Our Advent traditions continue this year, reading the calendar I made last year standing midstream the darkness of grief. We're in Week 3: Redemption. Tonight, we read the story of God redeeming Israel as they walked through the parted Red Sea. I feel like Israel often: taken from terrible comfort and rescued into wilderness. I feel like Israel tonight: feet on dry ground with walls of the Sea to the left and the right. I pray that I can sing like Moses, sing like Miriam:
"The LORD is my strength and my defense, he has become my salvation.
He is my God, and I will praise Him,
My father's God and I will exalt Him." Exodus 15:2
I thought I would be 39 weeks pregnant today.
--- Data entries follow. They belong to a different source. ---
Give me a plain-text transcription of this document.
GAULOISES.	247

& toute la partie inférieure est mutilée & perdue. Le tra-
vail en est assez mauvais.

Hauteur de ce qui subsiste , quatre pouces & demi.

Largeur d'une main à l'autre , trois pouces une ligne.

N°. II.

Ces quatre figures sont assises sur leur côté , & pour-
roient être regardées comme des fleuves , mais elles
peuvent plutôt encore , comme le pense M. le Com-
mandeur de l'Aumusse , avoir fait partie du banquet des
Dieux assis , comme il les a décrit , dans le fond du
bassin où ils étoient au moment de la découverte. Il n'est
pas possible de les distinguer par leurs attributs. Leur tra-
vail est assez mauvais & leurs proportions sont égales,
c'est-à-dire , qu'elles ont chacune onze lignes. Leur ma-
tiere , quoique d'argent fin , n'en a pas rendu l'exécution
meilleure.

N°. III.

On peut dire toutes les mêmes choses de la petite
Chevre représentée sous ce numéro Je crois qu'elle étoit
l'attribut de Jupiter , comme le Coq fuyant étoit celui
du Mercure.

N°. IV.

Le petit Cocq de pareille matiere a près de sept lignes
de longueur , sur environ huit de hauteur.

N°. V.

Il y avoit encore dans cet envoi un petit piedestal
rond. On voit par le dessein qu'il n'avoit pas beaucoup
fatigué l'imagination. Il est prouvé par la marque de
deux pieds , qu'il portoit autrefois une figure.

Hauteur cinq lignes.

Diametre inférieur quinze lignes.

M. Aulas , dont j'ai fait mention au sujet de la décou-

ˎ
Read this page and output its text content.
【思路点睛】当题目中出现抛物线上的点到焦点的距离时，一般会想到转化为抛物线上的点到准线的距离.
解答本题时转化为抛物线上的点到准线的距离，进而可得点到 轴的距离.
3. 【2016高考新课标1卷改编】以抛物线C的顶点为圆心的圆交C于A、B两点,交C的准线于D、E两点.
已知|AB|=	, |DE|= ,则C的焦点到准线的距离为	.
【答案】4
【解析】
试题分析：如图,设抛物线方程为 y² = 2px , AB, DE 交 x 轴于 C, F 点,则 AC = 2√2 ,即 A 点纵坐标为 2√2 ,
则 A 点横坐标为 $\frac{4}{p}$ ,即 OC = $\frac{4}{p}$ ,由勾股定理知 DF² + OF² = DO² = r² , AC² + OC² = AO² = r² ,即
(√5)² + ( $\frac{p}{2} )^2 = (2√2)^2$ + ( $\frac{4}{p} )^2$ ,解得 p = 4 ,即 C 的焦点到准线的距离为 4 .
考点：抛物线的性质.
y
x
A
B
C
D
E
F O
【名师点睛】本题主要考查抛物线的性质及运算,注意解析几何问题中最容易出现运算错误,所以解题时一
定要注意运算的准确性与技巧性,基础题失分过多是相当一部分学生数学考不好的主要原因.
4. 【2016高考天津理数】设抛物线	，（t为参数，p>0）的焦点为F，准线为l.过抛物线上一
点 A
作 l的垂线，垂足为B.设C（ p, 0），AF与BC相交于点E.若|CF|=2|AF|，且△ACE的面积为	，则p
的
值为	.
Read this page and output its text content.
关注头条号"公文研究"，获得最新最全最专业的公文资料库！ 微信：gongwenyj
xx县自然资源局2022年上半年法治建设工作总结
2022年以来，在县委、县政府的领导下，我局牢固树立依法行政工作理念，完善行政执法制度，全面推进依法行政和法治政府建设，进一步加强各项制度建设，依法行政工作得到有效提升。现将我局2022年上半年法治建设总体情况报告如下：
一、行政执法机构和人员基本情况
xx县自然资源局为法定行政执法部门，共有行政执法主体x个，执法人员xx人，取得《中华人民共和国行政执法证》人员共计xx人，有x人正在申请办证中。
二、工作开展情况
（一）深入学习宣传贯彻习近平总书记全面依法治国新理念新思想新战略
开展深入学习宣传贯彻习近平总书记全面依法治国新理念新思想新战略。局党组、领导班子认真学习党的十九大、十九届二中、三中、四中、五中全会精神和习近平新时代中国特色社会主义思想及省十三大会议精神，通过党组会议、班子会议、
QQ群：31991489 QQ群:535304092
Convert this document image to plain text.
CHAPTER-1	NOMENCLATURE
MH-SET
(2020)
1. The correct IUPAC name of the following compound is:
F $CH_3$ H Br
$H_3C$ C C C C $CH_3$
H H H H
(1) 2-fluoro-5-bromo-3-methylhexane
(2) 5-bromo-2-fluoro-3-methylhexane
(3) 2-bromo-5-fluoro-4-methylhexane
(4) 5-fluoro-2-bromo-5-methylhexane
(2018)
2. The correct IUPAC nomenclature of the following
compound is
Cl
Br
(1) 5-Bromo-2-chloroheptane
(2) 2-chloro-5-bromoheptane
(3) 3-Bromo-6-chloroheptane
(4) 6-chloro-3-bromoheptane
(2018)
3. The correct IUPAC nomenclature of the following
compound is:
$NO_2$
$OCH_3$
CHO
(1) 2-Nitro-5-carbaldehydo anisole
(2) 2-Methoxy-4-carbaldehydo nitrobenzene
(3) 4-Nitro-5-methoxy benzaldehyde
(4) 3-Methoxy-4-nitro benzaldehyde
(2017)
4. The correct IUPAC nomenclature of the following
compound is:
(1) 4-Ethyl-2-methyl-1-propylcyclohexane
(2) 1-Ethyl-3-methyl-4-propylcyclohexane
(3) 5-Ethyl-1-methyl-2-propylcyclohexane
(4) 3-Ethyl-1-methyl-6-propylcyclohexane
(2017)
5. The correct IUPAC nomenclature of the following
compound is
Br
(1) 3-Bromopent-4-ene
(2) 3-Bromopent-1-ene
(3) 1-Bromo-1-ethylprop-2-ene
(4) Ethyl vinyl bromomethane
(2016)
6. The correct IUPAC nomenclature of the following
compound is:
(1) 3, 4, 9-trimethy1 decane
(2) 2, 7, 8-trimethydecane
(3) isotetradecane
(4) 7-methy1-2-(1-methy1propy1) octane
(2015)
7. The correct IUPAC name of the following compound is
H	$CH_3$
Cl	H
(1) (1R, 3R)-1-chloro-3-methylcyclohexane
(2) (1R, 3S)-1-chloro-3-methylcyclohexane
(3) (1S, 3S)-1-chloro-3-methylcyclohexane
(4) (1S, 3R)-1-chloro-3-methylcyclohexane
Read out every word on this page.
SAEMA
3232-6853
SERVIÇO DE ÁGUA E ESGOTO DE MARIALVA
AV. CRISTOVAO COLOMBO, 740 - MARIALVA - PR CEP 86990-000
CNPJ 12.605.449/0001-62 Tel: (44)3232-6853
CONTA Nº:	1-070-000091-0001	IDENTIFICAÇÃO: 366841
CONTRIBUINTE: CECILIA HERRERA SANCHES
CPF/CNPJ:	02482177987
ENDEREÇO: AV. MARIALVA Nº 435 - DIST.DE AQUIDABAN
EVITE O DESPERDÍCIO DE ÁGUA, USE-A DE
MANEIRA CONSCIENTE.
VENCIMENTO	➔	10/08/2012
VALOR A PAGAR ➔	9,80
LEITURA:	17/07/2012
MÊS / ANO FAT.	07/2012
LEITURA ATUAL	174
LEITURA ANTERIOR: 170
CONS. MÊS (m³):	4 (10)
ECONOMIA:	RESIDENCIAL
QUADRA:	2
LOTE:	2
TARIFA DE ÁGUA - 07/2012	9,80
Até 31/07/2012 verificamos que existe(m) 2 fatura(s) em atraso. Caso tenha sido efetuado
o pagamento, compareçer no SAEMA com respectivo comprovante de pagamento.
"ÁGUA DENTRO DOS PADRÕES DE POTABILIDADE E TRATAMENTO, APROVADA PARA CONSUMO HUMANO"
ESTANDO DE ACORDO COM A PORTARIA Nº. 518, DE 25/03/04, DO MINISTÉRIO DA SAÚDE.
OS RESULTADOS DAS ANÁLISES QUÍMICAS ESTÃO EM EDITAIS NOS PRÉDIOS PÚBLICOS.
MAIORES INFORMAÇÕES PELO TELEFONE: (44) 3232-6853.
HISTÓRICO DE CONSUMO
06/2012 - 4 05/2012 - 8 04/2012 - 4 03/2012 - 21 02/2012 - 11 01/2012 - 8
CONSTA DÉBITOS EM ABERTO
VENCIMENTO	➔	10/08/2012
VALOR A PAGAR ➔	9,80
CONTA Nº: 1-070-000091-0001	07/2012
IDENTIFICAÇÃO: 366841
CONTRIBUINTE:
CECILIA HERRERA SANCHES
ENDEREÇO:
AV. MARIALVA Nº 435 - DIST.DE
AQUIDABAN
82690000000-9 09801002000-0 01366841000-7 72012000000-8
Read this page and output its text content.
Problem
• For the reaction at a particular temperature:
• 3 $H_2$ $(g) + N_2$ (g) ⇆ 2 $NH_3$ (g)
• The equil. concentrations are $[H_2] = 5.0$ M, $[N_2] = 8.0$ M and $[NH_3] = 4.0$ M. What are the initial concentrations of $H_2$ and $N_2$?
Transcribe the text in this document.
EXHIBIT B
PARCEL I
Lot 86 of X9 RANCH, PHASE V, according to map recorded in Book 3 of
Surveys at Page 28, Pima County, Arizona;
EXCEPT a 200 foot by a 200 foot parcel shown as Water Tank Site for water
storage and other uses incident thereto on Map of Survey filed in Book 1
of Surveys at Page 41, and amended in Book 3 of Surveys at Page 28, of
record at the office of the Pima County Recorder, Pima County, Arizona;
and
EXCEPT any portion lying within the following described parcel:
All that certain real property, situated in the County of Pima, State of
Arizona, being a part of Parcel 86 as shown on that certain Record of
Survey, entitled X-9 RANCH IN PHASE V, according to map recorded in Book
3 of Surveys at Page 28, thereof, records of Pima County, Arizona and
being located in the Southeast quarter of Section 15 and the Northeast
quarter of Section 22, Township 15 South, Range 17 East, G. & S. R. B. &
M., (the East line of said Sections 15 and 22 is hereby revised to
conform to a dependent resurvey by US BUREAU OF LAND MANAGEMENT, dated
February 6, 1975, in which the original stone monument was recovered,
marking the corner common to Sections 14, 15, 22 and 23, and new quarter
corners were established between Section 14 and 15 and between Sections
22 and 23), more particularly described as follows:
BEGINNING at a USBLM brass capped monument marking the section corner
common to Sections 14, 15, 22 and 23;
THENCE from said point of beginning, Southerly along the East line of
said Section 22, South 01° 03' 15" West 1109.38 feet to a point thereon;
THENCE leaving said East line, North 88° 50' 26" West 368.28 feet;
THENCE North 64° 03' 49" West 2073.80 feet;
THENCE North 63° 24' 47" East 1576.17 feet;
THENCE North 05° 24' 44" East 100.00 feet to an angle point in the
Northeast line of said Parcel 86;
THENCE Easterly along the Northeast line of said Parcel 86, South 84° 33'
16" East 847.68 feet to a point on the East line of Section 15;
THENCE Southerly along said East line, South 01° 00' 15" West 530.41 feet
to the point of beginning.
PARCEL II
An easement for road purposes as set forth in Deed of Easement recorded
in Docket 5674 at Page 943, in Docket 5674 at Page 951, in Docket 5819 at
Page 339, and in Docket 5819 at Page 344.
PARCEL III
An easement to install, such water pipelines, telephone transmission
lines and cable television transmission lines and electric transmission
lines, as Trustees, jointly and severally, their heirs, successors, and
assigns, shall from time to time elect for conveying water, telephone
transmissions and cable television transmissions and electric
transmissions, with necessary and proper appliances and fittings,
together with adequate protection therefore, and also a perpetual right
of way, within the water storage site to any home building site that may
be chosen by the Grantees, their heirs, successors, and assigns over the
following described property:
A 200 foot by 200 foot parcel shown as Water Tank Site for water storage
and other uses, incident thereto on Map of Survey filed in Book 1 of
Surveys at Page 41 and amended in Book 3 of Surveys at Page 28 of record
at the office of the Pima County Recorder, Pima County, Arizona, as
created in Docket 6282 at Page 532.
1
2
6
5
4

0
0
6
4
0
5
Instead, I've suffered through three losses this year. I've stared the demon of suicide in the eyes and cried out for help. I'm learning the value of life, all life. I'm learning how to love those who look different, live differently and love differently than I do. I'm the rich young ruler, asking "And who is my neighbor?"
Losing our Baby Whisper taught me about grief and joy. Losing our Baby Glimmer taught me about hope. Losing our other two babies, so soon, so close, continues to be confusing and difficult. I'm learning that life and light are intertwined in the expression of Jesus. I'm learning the complexity of God's strength. I'm learning that hope is worth fighting for. I'm learning that Truth prevails.
May you find more than a glimmer of hope this Christmas.